IEEE floating point representation issue

Suppose a hypothetical 6-bit floating point representation, with the fraction occupying 2 bits, and the exponent occupying 3 bits.

What is the biggest (except for ∞) number this 6-bit floating point representation can support? I read this from the book "Computer System: A programmer's perspective" on page P71. I guess this to be 28, but the book says it's 14.

The errata on the book's site didn't list this, but I can't figure out what I'm doing wrong in my reasoning.

From stackoverflow

• The exponent is signed, so with 2 bits you get exponents ranging from -2 to 1. The mantissa can represent 0-7, so together you get max = 7*2^1 = 14

  Jonathan Leffler : Fractions are normally less than one, and the exponent has 3 bits, though with a sign that leaves 2 bits to represent 0..3, I believe.
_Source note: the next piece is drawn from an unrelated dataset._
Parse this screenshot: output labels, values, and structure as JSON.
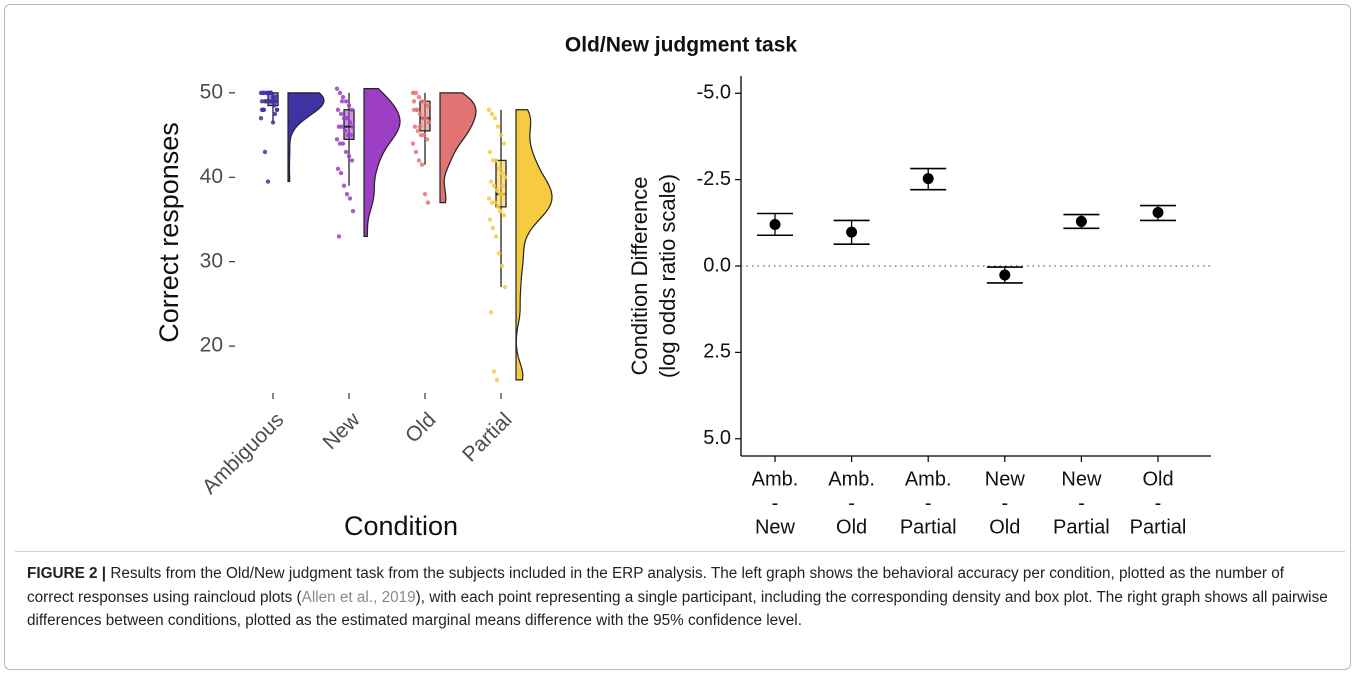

  paxdiablo : For a start, the exponent is *three* bits, not two. And while your equation actually reached 14, it does so in a way that has little to do with IEEE754 representation :-)

• Quoting from a mythical IEEE754 site:

  The IEEE very small precision floating point standard representation requires a 6 bit word, which may be represented as numbered from 0 to 5, left to right. The first bit is the sign bit, S, the next three bits are the exponent bits, 'E', and the final two bits are the fraction 'F':

  S EEE FF
  0 1 3 45
  

  The value V represented by the word may be determined as follows:

  * If E=7 and F is nonzero, then V=NaN ("Not a number")
  * If E=7 and F is zero and S is 1, then V=-Infinity
  * If E=7 and F is zero and S is 0, then V=Infinity
  * If 0<E<7 then V=(-1)^S * 2^(E-3) * (1.F) where "1.F"
    is intended to represent the binary number created by
    prefixing F with an implicit leading 1 and a binary point.
  * If E=0 and F is nonzero, then V=(-1)^S * 2^(-2) * (0.F)
    These are "unnormalized" values.
  * If E=0 and F is zero and S is 1, then V=-0
  * If E=0 and F is zero and S is 0, then V=0
  

  So you see that the maximum number you can have is the bit pattern "0 110 11":

  v = -1^0 * 2^(6-3) * (1 + 1/2 + 1/4)
    =    1 *       8 * 1.75
    = 14
  

  This description is actually paraphrased from here but adjusted for the different field sizes.

  yfel : Thanks for help!I find what i did wrong..the normal case suppose E is not 000.. nor 111..,thus E(e-Bias) ranges [-2,3],not [-3,4],i forgoten minus 1...thus the result doubles,anyway,thanks a lot.